The play, divided into five scenes, all takes place over a weekend in March 1988, although in the beginning and at the end of the play there is a jump of twelve years into the future.

Two generations, two profiles of women

From the outset, Adela stands out as a young woman, authentic, of her day, willing to break with stereotypes, competent, beautiful, efficient and, apparently, quite cold, although it all appears to be a consequence of the harm that has been done to her. She tells her mother: “I don't let people hurt me anymore”, to which Emilia answers: “And is that enough, saying that to yourself? How lucky you are!”, Adi explains to her mother how she does so: “There are rules that give results: don't trust anyone, get what you want and escape; renew everything each season, clothing, friends, lovers... and run away anywhere as soon as you suspect that you might want to return.” (Reina, 1989, p. 75).

For her, men are a toy with whom to entertain herself all the time and she seeks no more than that. She tells her father: “You taught me to expect so much from men, that they didn't appear remotely like you or my brothers. I don't ask anything from them now. We exchange sensations.” (Reina, 1989, p. 54) and despite not feeling saddened and recognizing that she does what she wants to do, she has no other alternative than to confess that deep within herself she feels alone. Through the character of Adi, we see a new generation: a woman who is unattached to the traditional canons, although not because she embodies change is she free from internal suffering, despite the strength that she shows she has.

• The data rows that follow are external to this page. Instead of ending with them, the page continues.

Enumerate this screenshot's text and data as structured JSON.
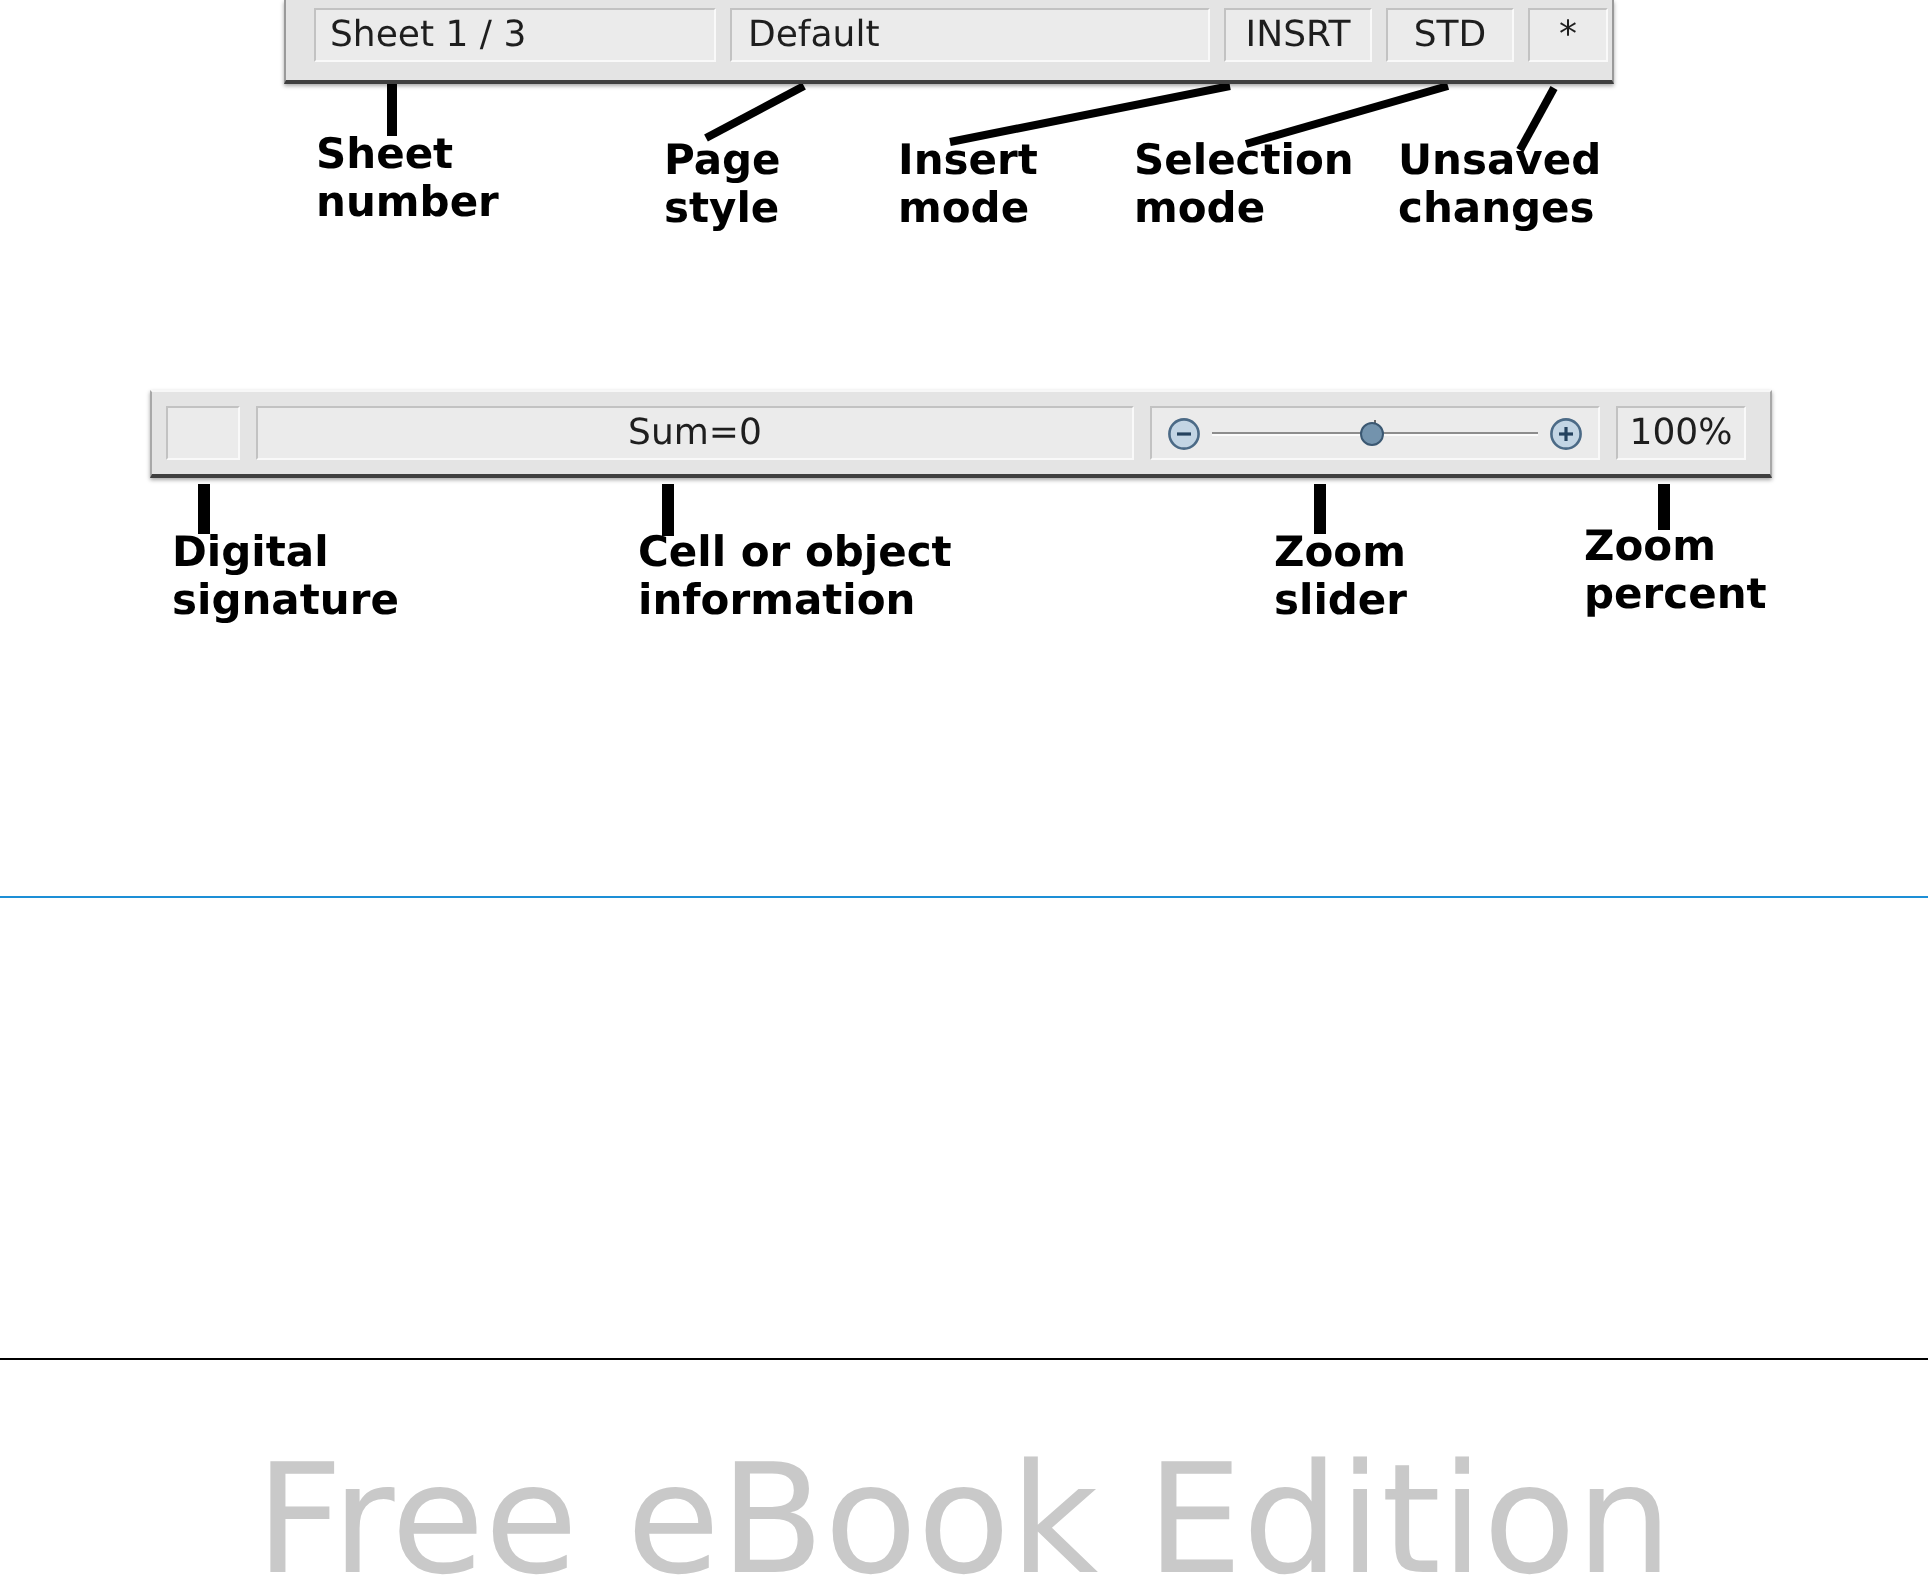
{
  "figures": [
    {
      "status_bar": {
        "fields": [
          {
            "kind": "text",
            "text": "Sheet 1 / 3"
          },
          {
            "kind": "text",
            "text": "Default"
          },
          {
            "kind": "text",
            "text": "INSRT"
          },
          {
            "kind": "text",
            "text": "STD"
          },
          {
            "kind": "text",
            "text": "*"
          }
        ]
      },
      "callouts": [
        {
          "label": "Sheet\nnumber"
        },
        {
          "label": "Page\nstyle"
        },
        {
          "label": "Insert\nmode"
        },
        {
          "label": "Selection\nmode"
        },
        {
          "label": "Unsaved\nchanges"
        }
      ]
    },
    {
      "status_bar": {
        "fields": [
          {
            "kind": "empty"
          },
          {
            "kind": "text",
            "text": "Sum=0"
          },
          {
            "kind": "zoom_slider",
            "level": 0.49
          },
          {
            "kind": "text",
            "text": "100%"
          }
        ]
      },
      "callouts": [
        {
          "label": "Digital\nsignature"
        },
        {
          "label": "Cell or object\ninformation"
        },
        {
          "label": "Zoom\nslider"
        },
        {
          "label": "Zoom\npercent"
        }
      ]
    }
  ],
  "footer": {
    "text": "Free eBook Edition"
  }
}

However, this Adi is the consequence of the passage of time, continuous disappointment, and betrayal. At another time in the past, Adi appears as a naive, candid, defenceless girl in love when one of her brothers made her pregnant, but she was not understood. Her father, even without knowing the truth, laid the blame at her door, something she had not only not forgotten, but she still reproached her father for having done so.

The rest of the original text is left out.